A lame horse
Trick Pony
Trick Pony has seen a fair share of drama for a restaurant so young. Loose lips and a change of ownership to be exact, but that’s neither here nor there. We’re here to talk about the food.
So, how does this pizza shop, now resting in the husk of Tuli Bistro, fare?
To be frank, not well.
The Caesar salad was the highlight of the evening. Generously buried under Grana Padano cheese were plenty of crispy-on-the-outside-chewy-on-the-inside croutons and classic Caesar dressing
The pizza dough is cooked well: decent chew, crispy crust, just the right amount of charring. However, it lacks any real flavor. No sour. No salt. No nothing. It’s the Wonder Bread of pizza dough—white, sterile, flavorless.
Trick Pony’s tomato sauce is equally disappointing. With a flavor profile akin to a watered-down tomato soup, it lacks even the faintest zing or subtlety of sweetness that one expects from a tomato. Oregano? Garlic? Salt? Heck, even a good squeeze of tomato paste would beat some life into the poor thing.
I will give props to the restaurant’s consistent use of creamy buffalo mozzarella and Grana Padano, which is one of the finest Italian hard cheeses available (it’s similar to Parmesan but saltier and nuttier in flavor). No corners cut cheesewise, and servings are generous.
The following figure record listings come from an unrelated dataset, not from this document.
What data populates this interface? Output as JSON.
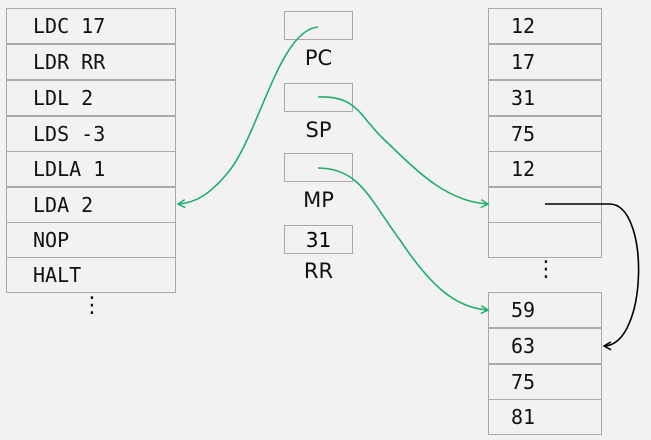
{
  "program": [
    "LDC 17",
    "LDR RR",
    "LDL 2",
    "LDS -3",
    "LDLA 1",
    "LDA 2",
    "NOP",
    "HALT"
  ],
  "registers": [
    {
      "label": "PC",
      "value": ""
    },
    {
      "label": "SP",
      "value": ""
    },
    {
      "label": "MP",
      "value": ""
    },
    {
      "label": "RR",
      "value": "31"
    }
  ],
  "stack_top": [
    "12",
    "17",
    "31",
    "75",
    "12",
    "",
    ""
  ],
  "stack_bottom": [
    "59",
    "63",
    "75",
    "81"
  ],
  "ellipsis": "⋮",
  "colors": {
    "pointer": "#1fae6b",
    "link": "#000000",
    "border": "#a9a9a9",
    "background": "#f2f2f2"
  }
}
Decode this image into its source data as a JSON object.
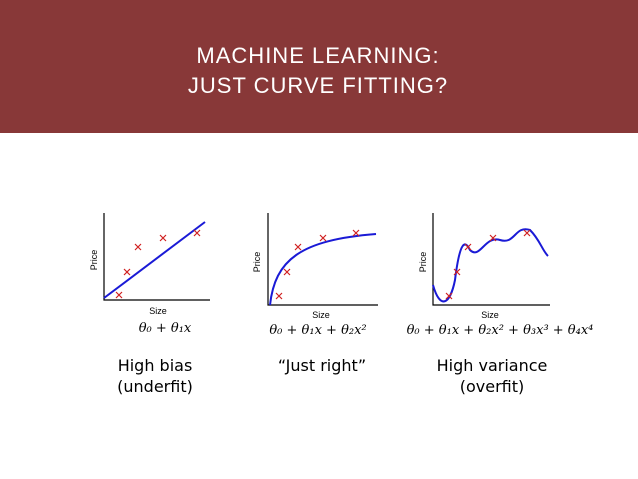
{
  "header": {
    "title_lines": [
      "MACHINE LEARNING:",
      "JUST CURVE FITTING?"
    ]
  },
  "panels": [
    {
      "y_label": "Price",
      "x_label": "Size",
      "formula": "θ₀ + θ₁x",
      "caption_lines": [
        "High bias",
        "(underfit)"
      ]
    },
    {
      "y_label": "Price",
      "x_label": "Size",
      "formula": "θ₀ + θ₁x + θ₂x²",
      "caption_lines": [
        "“Just right”"
      ]
    },
    {
      "y_label": "Price",
      "x_label": "Size",
      "formula": "θ₀ + θ₁x + θ₂x² + θ₃x³ + θ₄x⁴",
      "caption_lines": [
        "High variance",
        "(overfit)"
      ]
    }
  ]
}
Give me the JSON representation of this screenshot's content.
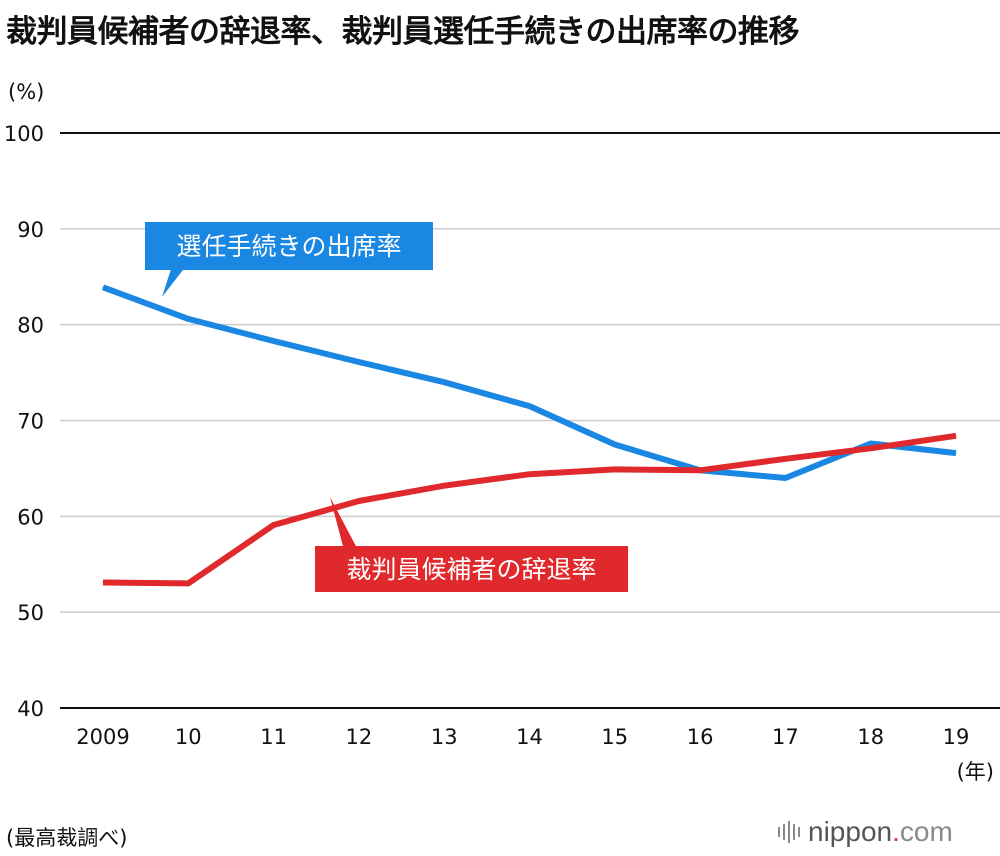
{
  "title": "裁判員候補者の辞退率、裁判員選任手続きの出席率の推移",
  "source": "(最高裁調べ)",
  "logo": {
    "name": "nippon",
    "dot": ".",
    "tld": "com"
  },
  "colors": {
    "attendance": "#1a87e2",
    "decline": "#e0292c",
    "grid": "#cccccc",
    "baseline": "#111111"
  },
  "chart_data": {
    "type": "line",
    "title": "裁判員候補者の辞退率、裁判員選任手続きの出席率の推移",
    "ylabel": "(%)",
    "xlabel": "(年)",
    "ylim": [
      40,
      100
    ],
    "yticks": [
      40,
      50,
      60,
      70,
      80,
      90,
      100
    ],
    "categories": [
      "2009",
      "10",
      "11",
      "12",
      "13",
      "14",
      "15",
      "16",
      "17",
      "18",
      "19"
    ],
    "series": [
      {
        "name": "選任手続きの出席率",
        "color": "#1a87e2",
        "values": [
          83.9,
          80.6,
          78.3,
          76.1,
          74.0,
          71.5,
          67.5,
          64.8,
          64.0,
          67.6,
          66.6
        ]
      },
      {
        "name": "裁判員候補者の辞退率",
        "color": "#e0292c",
        "values": [
          53.1,
          53.0,
          59.1,
          61.6,
          63.2,
          64.4,
          64.9,
          64.8,
          66.0,
          67.1,
          68.4
        ]
      }
    ]
  }
}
Pizzas are served precut or in a tear-and-go method, where the unsliced pie is served with a knife. Diners cut and rip chunks of pizza away from the whole. It’s supposed to be amusing, I guess, but we all found ourselves struggling with it, leaving behind toppings on the plate and knocking over glasses.
The Tonno e Cipolla pizza seemed like the most unique option. Our waiter cheered the oil-packed tuna, flavored with lemon and basil and paired with red onions. He promised that, paired with the parsley-caper sauce, it would be bright and piquant. Call me provincial, but the tuna tasted only moderately different from a can of oil-packed Bumble Bee brand. The green sauce was cheery, but in dire need of a bit more acid. Still, it could not save this colorful, but overwhelmingly passable pie.
We leaned toward the Patate Pancetta Grana pizza. Topped with chunks of tender wax potatoes, Grana Padana and slivers of pancetta. By and far the creamy potatoes made the most lasting impression in way of texture. Yet, as a whole, it was a swath of bland flavor. My husband actually uttered a once-thought impossible phrase: “Wow. The pancetta actually makes it worse.” And then he threw it away.
For the chef’s special, a carnivore pizza was available. Can’t go bad there, right? Wrong. Somehow, for all the meaty goodness it boasted, it was like there was a party in my mouth, but then everyone got bored and went home to binge on Netflix. (In particular, a house-made sausage put Jimmy Dean in a good light.)
The wine and beer list is certainly satisfactory, though if you prefer iced tea, it is not offered here because God knows why.
Service is friendly and knowledgeable, so that’s something positive.
I get that Trick Pony has had an overly rough start, but overall, the quality isn’t acceptable. The plus side? There’s nowhere to go but up.
It takes a pizza joint a lot of time to develop the most addictive sauces and a truly ethereal dough—but that’s usually all pinned down before opening. Without these basics, no amount of toppings, no matter how local or high end, will make it good.
For those who are acolytes of Masullo Pizza, in heat for Hot Italian or overtly dedicated to OneSpeed, my guess is that Trick Pony won’t do it for you at the moment. Make the decision to visit it in a month or two. I plan to. This restaurant has knowledgeable talent behind it that, with some time, will hopefully refine its products.